In a large stockpot, add all but 2 cups of the chicken broth and bring to a boil. The 2 cups of reserved broth should be room temperature or just slightly chilled. Turn the heat to medium-high and add the won tons. Bring pot back to a gentle boil. When it reaches a boil, add 1 cup of the reserved broth. Bring back to a boil and again, add the remaining 1 cup of reserved broth. When boiling again, it’s done. Adding broth a little at a time like this prevents your delicate won tons from breaking and bursting in rapid, hard boiling water.

Keep the heat on the pot on (you still need to cook the noodles and bok choy) while using a sieve to scoop up the won tons and distribute amongst the bowls. Cook the noodles in the pot according to the package instructions. Add the bok choy (to see how to cut bok choy, reference the youtube video and photo below) to the pot during last minute of cooking noodles and let simmer, until cooked through.

Ladle broth, noodles and bok choy to bowls. Drizzle just a few drops of sesame oil in each bowl.
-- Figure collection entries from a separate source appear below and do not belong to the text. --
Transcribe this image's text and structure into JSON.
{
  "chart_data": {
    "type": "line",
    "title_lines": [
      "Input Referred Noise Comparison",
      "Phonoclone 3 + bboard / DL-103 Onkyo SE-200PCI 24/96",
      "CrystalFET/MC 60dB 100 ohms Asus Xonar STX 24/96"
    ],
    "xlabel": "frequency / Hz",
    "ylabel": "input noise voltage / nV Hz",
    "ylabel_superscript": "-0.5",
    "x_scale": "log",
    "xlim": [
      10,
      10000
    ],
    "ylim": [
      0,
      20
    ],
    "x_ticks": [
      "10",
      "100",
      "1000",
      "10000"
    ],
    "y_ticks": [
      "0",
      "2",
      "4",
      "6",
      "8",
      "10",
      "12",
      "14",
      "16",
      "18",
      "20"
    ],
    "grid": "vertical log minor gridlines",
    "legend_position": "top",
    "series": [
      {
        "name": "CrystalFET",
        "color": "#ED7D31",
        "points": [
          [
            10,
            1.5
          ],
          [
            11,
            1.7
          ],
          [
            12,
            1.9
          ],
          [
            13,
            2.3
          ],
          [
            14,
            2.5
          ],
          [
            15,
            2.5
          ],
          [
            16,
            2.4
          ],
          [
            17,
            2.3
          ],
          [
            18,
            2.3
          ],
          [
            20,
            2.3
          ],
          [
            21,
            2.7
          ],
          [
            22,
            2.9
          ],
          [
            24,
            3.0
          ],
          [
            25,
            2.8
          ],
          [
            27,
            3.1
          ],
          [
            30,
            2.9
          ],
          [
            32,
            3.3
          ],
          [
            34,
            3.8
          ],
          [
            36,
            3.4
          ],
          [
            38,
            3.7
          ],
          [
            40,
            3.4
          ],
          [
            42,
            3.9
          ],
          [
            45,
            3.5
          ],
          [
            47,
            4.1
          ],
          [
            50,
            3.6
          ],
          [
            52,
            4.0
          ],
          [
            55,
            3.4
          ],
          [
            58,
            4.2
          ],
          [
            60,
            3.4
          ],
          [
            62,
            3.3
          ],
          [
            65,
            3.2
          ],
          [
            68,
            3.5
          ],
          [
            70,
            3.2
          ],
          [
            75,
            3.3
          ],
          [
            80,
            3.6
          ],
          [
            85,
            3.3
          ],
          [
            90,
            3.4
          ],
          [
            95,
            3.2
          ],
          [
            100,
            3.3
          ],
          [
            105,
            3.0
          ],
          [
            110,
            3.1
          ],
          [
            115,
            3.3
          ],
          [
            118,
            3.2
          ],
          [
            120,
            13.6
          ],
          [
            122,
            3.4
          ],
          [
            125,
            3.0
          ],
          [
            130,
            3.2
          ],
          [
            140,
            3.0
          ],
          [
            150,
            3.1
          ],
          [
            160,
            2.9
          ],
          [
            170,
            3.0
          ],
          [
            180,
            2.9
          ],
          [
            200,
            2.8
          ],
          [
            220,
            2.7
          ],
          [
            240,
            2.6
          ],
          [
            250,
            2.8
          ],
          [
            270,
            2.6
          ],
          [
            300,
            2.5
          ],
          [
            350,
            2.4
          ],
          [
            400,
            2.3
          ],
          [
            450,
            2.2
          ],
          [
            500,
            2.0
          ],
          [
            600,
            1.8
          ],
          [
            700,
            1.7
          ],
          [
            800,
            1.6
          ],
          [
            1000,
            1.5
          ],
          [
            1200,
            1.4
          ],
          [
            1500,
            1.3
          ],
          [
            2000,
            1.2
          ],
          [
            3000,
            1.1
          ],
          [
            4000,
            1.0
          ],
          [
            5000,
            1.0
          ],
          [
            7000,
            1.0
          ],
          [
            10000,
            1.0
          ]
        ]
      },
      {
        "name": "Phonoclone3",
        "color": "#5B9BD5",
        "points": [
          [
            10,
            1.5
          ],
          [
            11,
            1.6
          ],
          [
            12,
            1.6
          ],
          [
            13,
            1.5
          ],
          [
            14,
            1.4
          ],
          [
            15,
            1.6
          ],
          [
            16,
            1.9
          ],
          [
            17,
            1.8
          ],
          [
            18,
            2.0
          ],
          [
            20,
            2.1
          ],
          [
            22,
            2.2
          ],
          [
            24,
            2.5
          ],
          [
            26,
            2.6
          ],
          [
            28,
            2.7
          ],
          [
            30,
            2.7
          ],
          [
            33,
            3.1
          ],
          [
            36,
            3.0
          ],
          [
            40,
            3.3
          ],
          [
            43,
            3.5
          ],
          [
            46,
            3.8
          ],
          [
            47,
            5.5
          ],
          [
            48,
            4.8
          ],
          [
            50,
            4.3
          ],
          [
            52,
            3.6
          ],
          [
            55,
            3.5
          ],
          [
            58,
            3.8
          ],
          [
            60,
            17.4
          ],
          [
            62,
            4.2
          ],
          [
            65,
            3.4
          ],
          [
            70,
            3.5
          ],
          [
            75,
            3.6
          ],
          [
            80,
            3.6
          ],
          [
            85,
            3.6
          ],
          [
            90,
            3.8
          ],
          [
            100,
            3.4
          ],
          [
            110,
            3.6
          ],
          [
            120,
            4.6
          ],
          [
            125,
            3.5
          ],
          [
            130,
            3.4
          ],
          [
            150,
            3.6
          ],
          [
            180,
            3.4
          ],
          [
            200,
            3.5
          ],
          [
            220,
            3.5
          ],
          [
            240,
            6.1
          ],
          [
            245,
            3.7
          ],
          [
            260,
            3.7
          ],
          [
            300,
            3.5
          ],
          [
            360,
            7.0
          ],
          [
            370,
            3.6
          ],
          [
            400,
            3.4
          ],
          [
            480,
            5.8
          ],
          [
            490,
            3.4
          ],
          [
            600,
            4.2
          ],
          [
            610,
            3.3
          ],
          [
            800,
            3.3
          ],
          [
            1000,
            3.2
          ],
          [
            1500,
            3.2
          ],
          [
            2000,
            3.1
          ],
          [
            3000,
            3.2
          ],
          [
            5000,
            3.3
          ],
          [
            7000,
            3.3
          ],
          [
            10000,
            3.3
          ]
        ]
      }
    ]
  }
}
Serve with chili garlic sauce if desired.
TIPS + TRICKS:
Folding Won Tons
Chopping Bok Choy
FINDING THE INGREDIENTS:
Sometimes finding all the ingredients in the grocery stores takes longer than cooking the food. Here are a few tips:
- Won Ton wraps can be found near the bag salad section in most grocery stores. Super Walmart has them too. I ended up finding the Nasoya brand wraps and chinese style noodles shown below.
- Ground pork is not found in all grocery stores. My Shaws had it, my Stop + Shop did not. It looks like ground hamburger and can be found in the meat/pork/chicken section.